Presença constante em nossas vidas, inclusive quando não estamos conscientes dela, a morte sempre está à espreita: os que já se encontram na outra margem aceitam-na com naturalidade e ficam a nos observar com curiosidade e indulgência, embora a certa distância, ilustrados que estão por uma compreensão mais profunda da humana existência, da qual parecem nos querer dar conta durante os enlevos do sono.

 

J.A.R. – H.C.

 

Lélia Coelho Frota

(1938-2010)

 

Aquerôntico

 

É de noite que os mortos voltam

em sua barca de papel

a roçar a porta do sono

em que inermes escurecemos

mais um dia – pulmão de chama

contraindo a luz da manhã!

 

E de noite, pela amurada

que vêm se debruçar conosco

e indulgem – apenas sorriem

sem qualquer resguardo, sem ênfase –

em ir e vir, em ter partido.

Impressões de viagem?

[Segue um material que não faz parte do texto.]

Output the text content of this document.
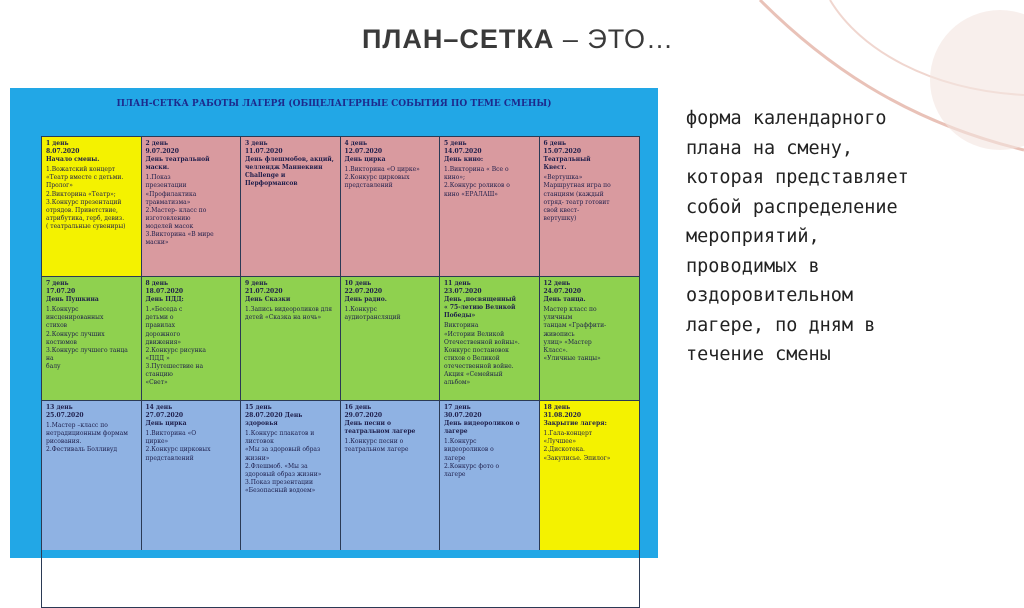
ПЛАН–СЕТКА – ЭТО…
ПЛАН-СЕТКА РАБОТЫ ЛАГЕРЯ (ОБЩЕЛАГЕРНЫЕ СОБЫТИЯ ПО ТЕМЕ СМЕНЫ)
1 день
8.07.2020
Начало смены.
1.Вожатский концерт
«Театр вместе с детьми.
Пролог»
2.Викторина «Театр»;
3.Конкурс презентаций
отрядов. Приветствие,
атрибутика, герб, девиз.
( театральные сувениры)
2 день
9.07.2020
День театральной
маски.
1.Показ
презентации
«Профилактика
травматизма»
2.Мастер- класс по
изготовлению
моделей масок
3.Викторина «В мире
маски»
3 день
11.07.2020
День флешмобов, акций,
челлендж Маннеквин
Challenge и
Перформансов
4 день
12.07.2020
День цирка
1.Викторина «О цирке»
2.Конкурс цирковых
представлений
5 день
14.07.2020
День кино:
1.Викторина « Все о
кино»;
2.Конкурс роликов о
кино «ЕРАЛАШ»
6 день
15.07.2020
Театральный
Квест.
«Вертушка»
Маршрутная игра по
станциям (каждый
отряд- театр готовит
свой квест-
вертушку)
7 день
17.07.20
День Пушкина
1.Конкурс
инсценированных
стихов
2.Конкурс лучших
костюмов
3.Конкурс лучшего танца на
балу
8 день
18.07.2020
День ПДД:
1.«Беседа с
детьми о
правилах
дорожного
движения»
2.Конкурс рисунка
«ПДД »
3.Путешествие на
станцию
«Свет»
9 день
21.07.2020
День Сказки
1.Запись видеороликов для
детей «Сказка на ночь»
10 день
22.07.2020
День радио.
1.Конкурс
аудиотрансляций
11 день
23.07.2020
День ,посвященный
« 75-летию Великой
Победы»
Викторина
«Истории Великой
Отечественной войны».
Конкурс постановок
стихов о Великой
отечественной войне.
Акция «Семейный
альбом»
12 день
24.07.2020
День танца.
Мастер класс по
уличным
танцам «Граффити-
живопись
улиц» «Мастер
Класс».
«Уличные танцы»
13 день
25.07.2020
1.Мастер –класс по
нетрадиционным формам
рисования.
2.Фестиваль Болливуд
14 день
27.07.2020
День цирка
1.Викторина «О
цирке»
2.Конкурс цирковых
представлений
15 день
28.07.2020 День здоровья
1.Конкурс плакатов и
листовок
«Мы за здоровый образ
жизни»
2.Флешмоб. «Мы за
здоровый образ жизни»
3.Показ презентации
«Безопасный водоем»
16 день
29.07.2020
День песни о
театральном лагере
1.Конкурс песни о
театральном лагере
17 день
30.07.2020
День видеороликов о
лагере
1.Конкурс
видеороликов о
лагере
2.Конкурс фото о
лагере
18 день
31.08.2020
Закрытие лагеря:
1.Гала-концерт
«Лучшее»
2.Дискотека.
«Закулисье. Эпилог»
форма календарного
плана на смену,
которая представляет
собой распределение
мероприятий,
проводимых в
оздоровительном
лагере, по дням в
течение смены
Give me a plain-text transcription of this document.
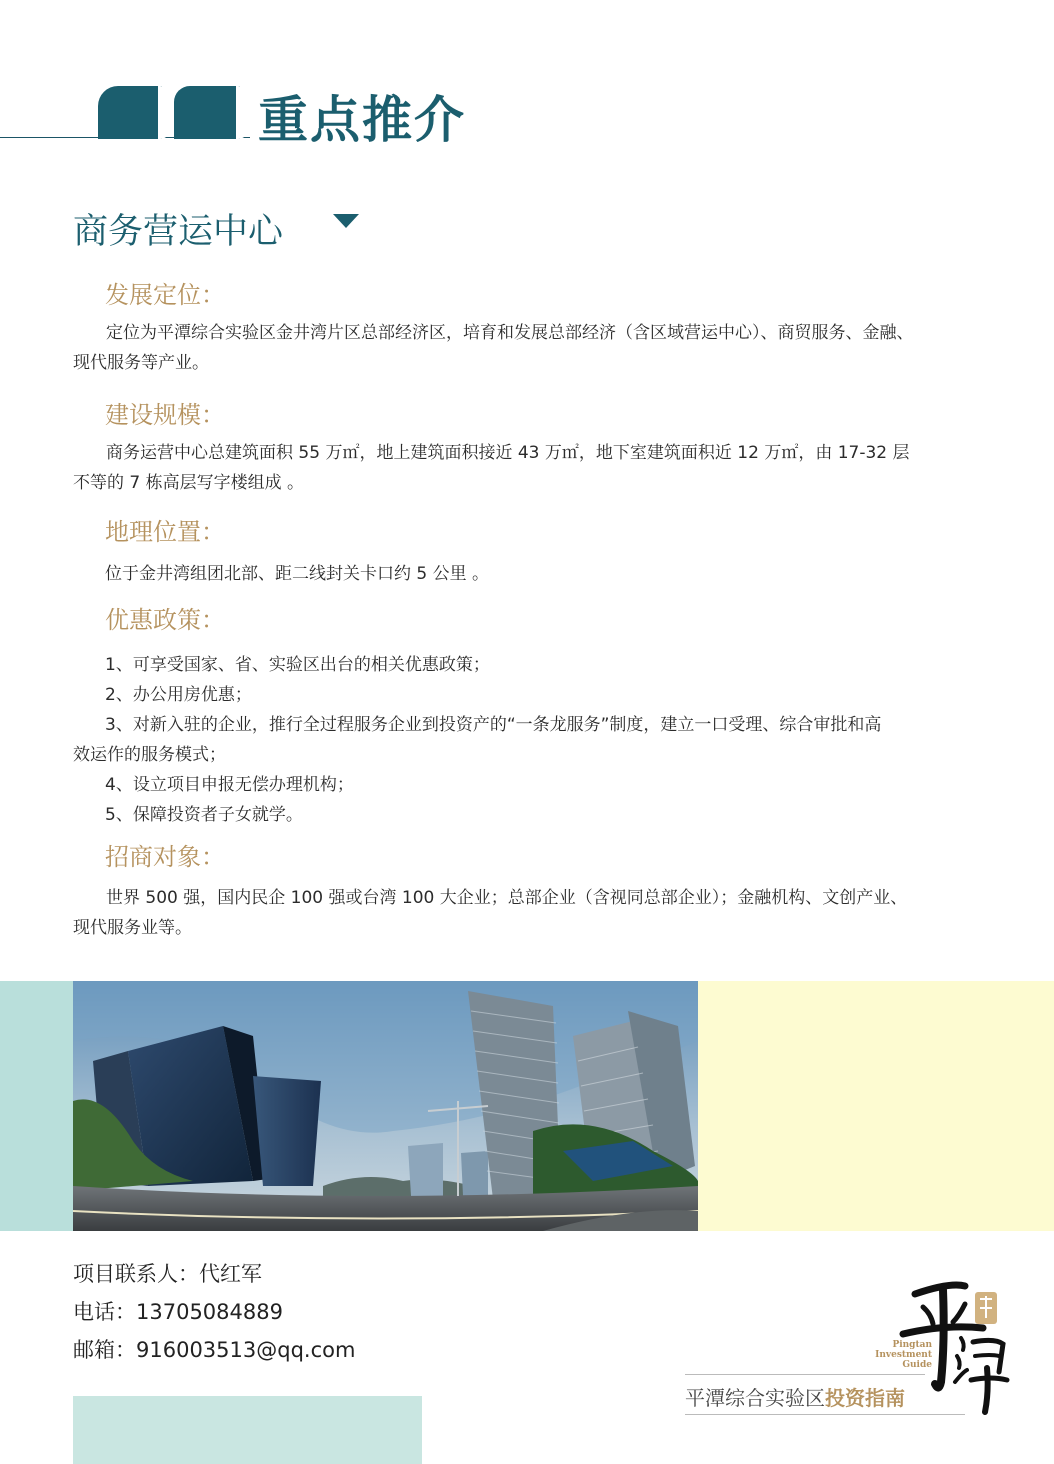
重点推介
商务营运中心
发展定位：
定位为平潭综合实验区金井湾片区总部经济区，培育和发展总部经济（含区域营运中心）、商贸服务、金融、
现代服务等产业。
建设规模：
商务运营中心总建筑面积 55 万㎡，地上建筑面积接近 43 万㎡，地下室建筑面积近 12 万㎡，由 17-32 层
不等的 7 栋高层写字楼组成 。
地理位置：
位于金井湾组团北部、距二线封关卡口约 5 公里 。
优惠政策：
1、可享受国家、省、实验区出台的相关优惠政策；
2、办公用房优惠；
3、对新入驻的企业，推行全过程服务企业到投资产的“一条龙服务”制度，建立一口受理、综合审批和高
效运作的服务模式；
4、设立项目申报无偿办理机构；
5、保障投资者子女就学。
招商对象：
世界 500 强，国内民企 100 强或台湾 100 大企业；总部企业（含视同总部企业）；金融机构、文创产业、
现代服务业等。
项目联系人：代红军
电话：13705084889
邮箱：916003513@qq.com
平潭综合实验区投资指南
Pingtan
Investment
Guide
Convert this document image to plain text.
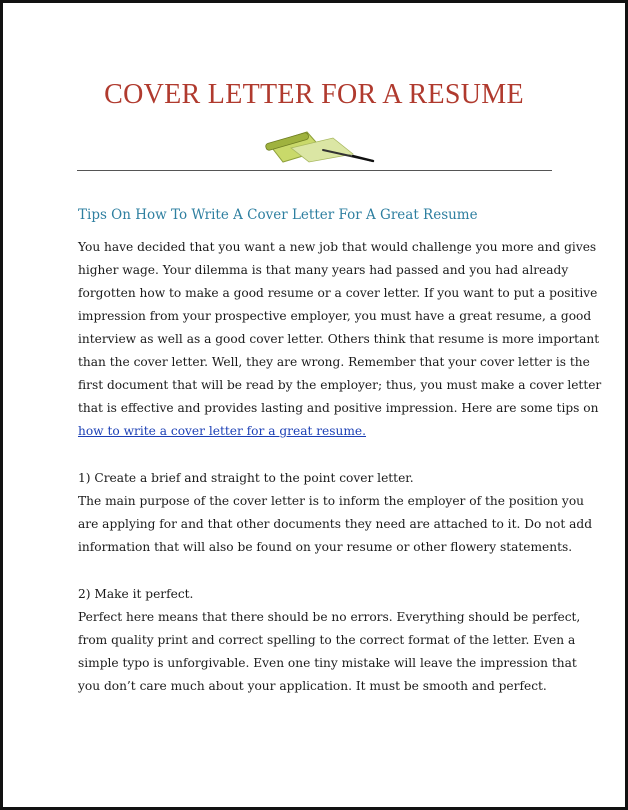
COVER LETTER FOR A RESUME
Tips On How To Write A Cover Letter For A Great Resume
You have decided that you want a new job that would challenge you more and gives
higher wage. Your dilemma is that many years had passed and you had already
forgotten how to make a good resume or a cover letter. If you want to put a positive
impression from your prospective employer, you must have a great resume, a good
interview as well as a good cover letter. Others think that resume is more important
than the cover letter. Well, they are wrong. Remember that your cover letter is the
first document that will be read by the employer; thus, you must make a cover letter
that is effective and provides lasting and positive impression. Here are some tips on
how to write a cover letter for a great resume.
1) Create a brief and straight to the point cover letter.
The main purpose of the cover letter is to inform the employer of the position you
are applying for and that other documents they need are attached to it. Do not add
information that will also be found on your resume or other flowery statements.
2) Make it perfect.
Perfect here means that there should be no errors. Everything should be perfect,
from quality print and correct spelling to the correct format of the letter. Even a
simple typo is unforgivable. Even one tiny mistake will leave the impression that
you don’t care much about your application. It must be smooth and perfect.
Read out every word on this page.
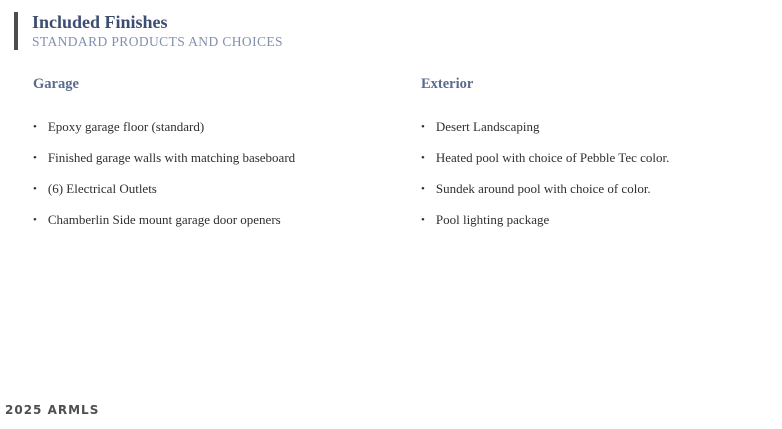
Included Finishes
STANDARD PRODUCTS AND CHOICES
Garage
• Epoxy garage floor (standard)
• Finished garage walls with matching baseboard
• (6) Electrical Outlets
• Chamberlin Side mount garage door openers
Exterior
• Desert Landscaping
• Heated pool with choice of Pebble Tec color.
• Sundek around pool with choice of color.
• Pool lighting package
2025 ARMLS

Alheias

como a do perfil de uma dracma.

 

Remiram-nos maliciosos

pensos de ternura se quedam

em sua fosca primavera,

atrás de embaciados acenos,

pacientes, à nossa espera.

 

A Barca do Aqueronte

(Félix Resurrección Hidalgo: pintor filipino)

 

Referência:

 

FROTA, Lélia Coelho. Aquerôntico. In: __________. Poesia reunida: 1956-2006. Rio de Janeiro, RJ: Bem-Te-Vi, 2013. p. 256.